Jedes Projekt wird bereits vor seiner Planung einer Machbarkeitsprüfung unterzogen, die dann gewisse Vorhersagen über die Umsetzung und den Erfolg des Vorhabens zulassen. Eine Machbarkeitsstudie, früher auch als Projektstudie bezeichnet, untersucht die Realisierbarkeit eines Projekts.

Prognosen

Die meisten Projekte gründen sich auf Annahmen, die man bei der Planung einfließen lässt. In vielen Fällen greift man dabei auf vergangene erfolgreiche Projekte zurück und verwendet die daraus gewonnen Erfahrungen. Dadurch lassen sich auch zukünftige Entwicklungen, die das neue Projekt mit sich bringt, abschätzen.

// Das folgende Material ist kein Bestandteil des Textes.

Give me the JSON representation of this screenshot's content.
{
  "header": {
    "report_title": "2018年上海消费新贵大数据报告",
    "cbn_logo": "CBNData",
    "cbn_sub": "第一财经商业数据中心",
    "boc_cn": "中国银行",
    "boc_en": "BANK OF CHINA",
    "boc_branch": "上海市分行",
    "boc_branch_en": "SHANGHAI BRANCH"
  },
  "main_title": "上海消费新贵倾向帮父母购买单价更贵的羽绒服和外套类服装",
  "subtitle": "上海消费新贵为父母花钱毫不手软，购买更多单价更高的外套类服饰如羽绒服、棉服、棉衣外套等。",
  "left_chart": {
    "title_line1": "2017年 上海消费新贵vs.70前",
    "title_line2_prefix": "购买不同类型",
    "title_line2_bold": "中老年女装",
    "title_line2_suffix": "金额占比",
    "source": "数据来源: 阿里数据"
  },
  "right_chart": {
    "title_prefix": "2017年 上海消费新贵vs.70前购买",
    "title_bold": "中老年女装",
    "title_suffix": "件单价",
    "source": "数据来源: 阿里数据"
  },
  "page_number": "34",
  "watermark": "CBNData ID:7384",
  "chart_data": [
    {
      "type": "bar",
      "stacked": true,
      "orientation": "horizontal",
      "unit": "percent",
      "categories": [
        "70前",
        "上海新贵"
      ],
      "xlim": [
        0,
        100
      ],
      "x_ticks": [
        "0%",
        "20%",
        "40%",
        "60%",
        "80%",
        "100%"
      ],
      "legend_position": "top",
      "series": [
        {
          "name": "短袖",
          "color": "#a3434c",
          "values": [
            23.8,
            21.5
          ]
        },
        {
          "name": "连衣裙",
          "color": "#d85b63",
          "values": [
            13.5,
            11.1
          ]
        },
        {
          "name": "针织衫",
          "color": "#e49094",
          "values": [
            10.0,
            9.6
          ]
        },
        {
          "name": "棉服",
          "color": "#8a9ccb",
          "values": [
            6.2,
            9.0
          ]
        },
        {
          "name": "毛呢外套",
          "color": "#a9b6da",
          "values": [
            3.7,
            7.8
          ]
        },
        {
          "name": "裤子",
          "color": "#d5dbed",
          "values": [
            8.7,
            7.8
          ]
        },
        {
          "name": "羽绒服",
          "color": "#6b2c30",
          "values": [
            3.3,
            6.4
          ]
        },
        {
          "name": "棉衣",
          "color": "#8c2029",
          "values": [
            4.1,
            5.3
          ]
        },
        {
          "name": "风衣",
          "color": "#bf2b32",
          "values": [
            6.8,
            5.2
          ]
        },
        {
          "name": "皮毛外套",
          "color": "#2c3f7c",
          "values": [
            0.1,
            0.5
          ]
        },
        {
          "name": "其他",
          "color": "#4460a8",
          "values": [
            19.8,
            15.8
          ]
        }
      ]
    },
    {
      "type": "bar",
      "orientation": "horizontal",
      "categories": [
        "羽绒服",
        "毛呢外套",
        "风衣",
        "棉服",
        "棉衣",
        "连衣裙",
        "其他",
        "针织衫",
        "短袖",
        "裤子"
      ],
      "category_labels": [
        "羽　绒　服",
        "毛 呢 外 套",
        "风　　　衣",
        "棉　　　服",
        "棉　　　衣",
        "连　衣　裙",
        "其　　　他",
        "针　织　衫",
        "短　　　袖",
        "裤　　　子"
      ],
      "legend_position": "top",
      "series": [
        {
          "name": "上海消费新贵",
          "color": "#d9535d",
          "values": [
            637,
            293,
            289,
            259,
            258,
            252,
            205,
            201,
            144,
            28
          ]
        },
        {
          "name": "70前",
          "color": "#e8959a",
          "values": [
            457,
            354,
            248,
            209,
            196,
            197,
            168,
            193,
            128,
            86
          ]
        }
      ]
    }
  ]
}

Vor allem gilt dies natürlich für den Kostenbereich. Auch im Beschaffungsbereich können derartige Prognosen hilfreich sein. Zum Beispiel ist die Materialanalyse beim Brückenbau ein wichtiges Element für die Errichtung neuer Konstrukte, wie es uns vor Kurzem die tragischen Ereignisse in Genua vor Augen geführt haben.

Risiken

Die Gefahr in der Erstellung von Prognosen liegt in erster Linie in ihrer Unwägbarkeit. So werden in der Kostenrechnung viele zu erwartende Ergebnisse in Zahlen ausgedrückt. Begeht man den Fehler, diese Zahlen nicht als Prognosen, sondern als Fakten anzunehmen, so läuft man Gefahr, falschen Informationen zu folgen, die schließlich das gesamte Projekt gefährden können.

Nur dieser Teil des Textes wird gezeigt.